As an example of a project of which he is particularly proud that the technology he has helped to pioneer has enabled, Olson points towards the Cerner Corporation’s work with predictive analytics based on patient’s medical records, as well as his personal involvement with the Precision Medicine Initiative.

New, innovative tools will also, in part, be the answer to another problem facing the analytics field – the growing gap between industry’s (and the world’s) need for data analytics, and the number of people trained to carry it out.

Olson says “Give me credit for being a crotchety old guy back from 2008, when we started up – but back then Hadoop was a mystery to the whole planet. Now, it’s a pretty well understood technology.

“We’ve made a lot of process in addressing the skills gap – we’ve trained tens of thousands of people, and we’ll continue to do that.

“But it’s not like we’re going to train every human on the planet how to ‘do Big Data’. What’s going to happen is we’re going to solve the problem with software. We want researchers to be able to fire up the Big Data predictive dashboard, find the right molecule to treat the specific disease a patient has, and what’s going on under the cover is of no consequence to the person doing the work. We’ve got some mileage left to cover, but that’s how we’ll solve the skills crisis.”

So, if everyone can be a data scientist soon - will there still be a need for companies like his?

“Part of what we do is looking into the future and understanding where the data management platform is headed,” Olson answers. “It’s complicated, and if you’re in the business of running a financial services company or developing drugs, you’ve got a full time job. Spending days scanning the horizon for potentially disruptive technology may be fun but it’s not what you’re paid to do.

“It [a Big Data platform] has got to be easy to install and operate. You’ve got to be able to hit service level agreements with your users, you must be able to pass a rigorous security audit. This is stuff a specialist vendor, like us, knows how to do, and that’s why we’re growing so quickly.”

Finally, I asked Olson how he thought the attitude of the general public towards Big Data was likely to change. Are individual citizens likely to increasingly see the benefits of allowing corporations or Governments access to data on their private lives, in return for ever increasing levels of comfort, convenience and safety? Or is a growing distrust going to end with individuals attempting to claw back as much of their privacy as possible? I’ve often thought we could be just one large scale, truly devastating hack away from a widespread U-turn in public opinion. Imagine if Facebook or Google was hacked, and everyone’s conversations and internet history was made public for the world to see – would anyone ever trust Big Data, ever again?

“I take that threat very seriously”, Olson replies. “The reason we’ve invested so much in this space is because of the damage that could be done by poorly secured infrastructure. We’ve got to build the mechanisms that protect the data.
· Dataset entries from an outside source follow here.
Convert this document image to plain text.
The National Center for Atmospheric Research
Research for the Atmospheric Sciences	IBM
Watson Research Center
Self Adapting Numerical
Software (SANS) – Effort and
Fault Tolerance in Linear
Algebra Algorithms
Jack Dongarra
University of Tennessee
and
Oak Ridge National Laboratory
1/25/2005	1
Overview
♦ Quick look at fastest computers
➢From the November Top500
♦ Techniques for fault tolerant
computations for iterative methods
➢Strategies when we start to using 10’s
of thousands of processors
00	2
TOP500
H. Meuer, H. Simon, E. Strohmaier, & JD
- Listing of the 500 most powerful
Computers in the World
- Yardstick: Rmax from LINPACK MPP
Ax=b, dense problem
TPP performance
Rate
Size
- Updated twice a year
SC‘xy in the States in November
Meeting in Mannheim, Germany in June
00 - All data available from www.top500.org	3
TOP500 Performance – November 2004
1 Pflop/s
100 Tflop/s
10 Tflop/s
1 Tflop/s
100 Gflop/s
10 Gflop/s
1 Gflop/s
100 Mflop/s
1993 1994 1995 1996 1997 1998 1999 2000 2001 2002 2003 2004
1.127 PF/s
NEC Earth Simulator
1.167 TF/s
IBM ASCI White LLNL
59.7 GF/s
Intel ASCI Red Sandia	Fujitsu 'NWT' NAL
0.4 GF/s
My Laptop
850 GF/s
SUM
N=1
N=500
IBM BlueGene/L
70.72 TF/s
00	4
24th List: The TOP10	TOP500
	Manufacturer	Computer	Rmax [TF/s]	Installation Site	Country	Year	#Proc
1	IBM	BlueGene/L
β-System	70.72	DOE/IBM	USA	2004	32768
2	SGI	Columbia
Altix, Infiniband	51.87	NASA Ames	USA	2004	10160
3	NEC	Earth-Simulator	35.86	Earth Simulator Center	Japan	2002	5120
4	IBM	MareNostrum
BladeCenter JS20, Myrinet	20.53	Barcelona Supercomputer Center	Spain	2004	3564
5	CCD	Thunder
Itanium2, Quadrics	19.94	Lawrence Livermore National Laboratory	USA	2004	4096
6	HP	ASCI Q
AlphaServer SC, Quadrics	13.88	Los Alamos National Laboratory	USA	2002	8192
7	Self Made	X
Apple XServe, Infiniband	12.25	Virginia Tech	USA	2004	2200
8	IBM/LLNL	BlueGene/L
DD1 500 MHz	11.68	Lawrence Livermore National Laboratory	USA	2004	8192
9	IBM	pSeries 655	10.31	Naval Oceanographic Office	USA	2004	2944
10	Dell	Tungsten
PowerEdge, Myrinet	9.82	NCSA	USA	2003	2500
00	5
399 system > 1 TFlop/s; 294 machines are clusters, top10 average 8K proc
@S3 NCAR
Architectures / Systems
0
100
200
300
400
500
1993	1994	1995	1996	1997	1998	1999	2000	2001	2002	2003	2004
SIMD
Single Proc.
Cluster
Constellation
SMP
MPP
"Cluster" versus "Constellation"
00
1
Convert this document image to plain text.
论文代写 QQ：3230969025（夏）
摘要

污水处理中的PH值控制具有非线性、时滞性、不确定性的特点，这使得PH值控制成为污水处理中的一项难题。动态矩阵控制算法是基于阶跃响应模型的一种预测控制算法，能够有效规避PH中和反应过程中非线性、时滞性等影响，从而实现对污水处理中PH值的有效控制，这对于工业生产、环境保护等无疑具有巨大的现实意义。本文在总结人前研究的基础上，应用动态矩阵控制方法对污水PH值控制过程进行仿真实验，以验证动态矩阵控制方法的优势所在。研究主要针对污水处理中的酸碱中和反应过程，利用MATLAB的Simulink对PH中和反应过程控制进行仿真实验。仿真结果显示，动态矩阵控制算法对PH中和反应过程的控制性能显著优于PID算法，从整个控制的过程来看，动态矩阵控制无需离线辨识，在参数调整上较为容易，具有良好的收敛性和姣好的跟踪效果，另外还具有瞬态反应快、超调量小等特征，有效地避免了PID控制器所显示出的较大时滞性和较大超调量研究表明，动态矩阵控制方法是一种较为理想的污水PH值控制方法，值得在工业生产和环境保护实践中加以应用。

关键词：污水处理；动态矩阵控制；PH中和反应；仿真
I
“But besides that there’s an ethical obligation on the creators and users of that data – the organizations that collect and analyze it – to do so responsibly.

“We are in the middle of that ethical dialogue right now, but I don’t think we are there yet. It’s a discussion that is frankly young and its one that I’d like to see happening more aggressively. If we do those things then I think we will be okay. Those of us who are concerned about these issues must drive the community at large to a responsible position, and that’s a clear focus for me, personally.”

So, clearly Olson sees the need for ongoing commitment to developing new tools and continuing to innovate, while making advanced analytics increasingly accessible to as many people as possible.

In addition, he sees a need to be equally enthusiastic in encouraging dialogue between the development community, industry, governments and the public at large, regarding who should have access to data, and who shouldn’t. Both of these are certainly necessary if Big Data is going to keep the promises it has made to the world.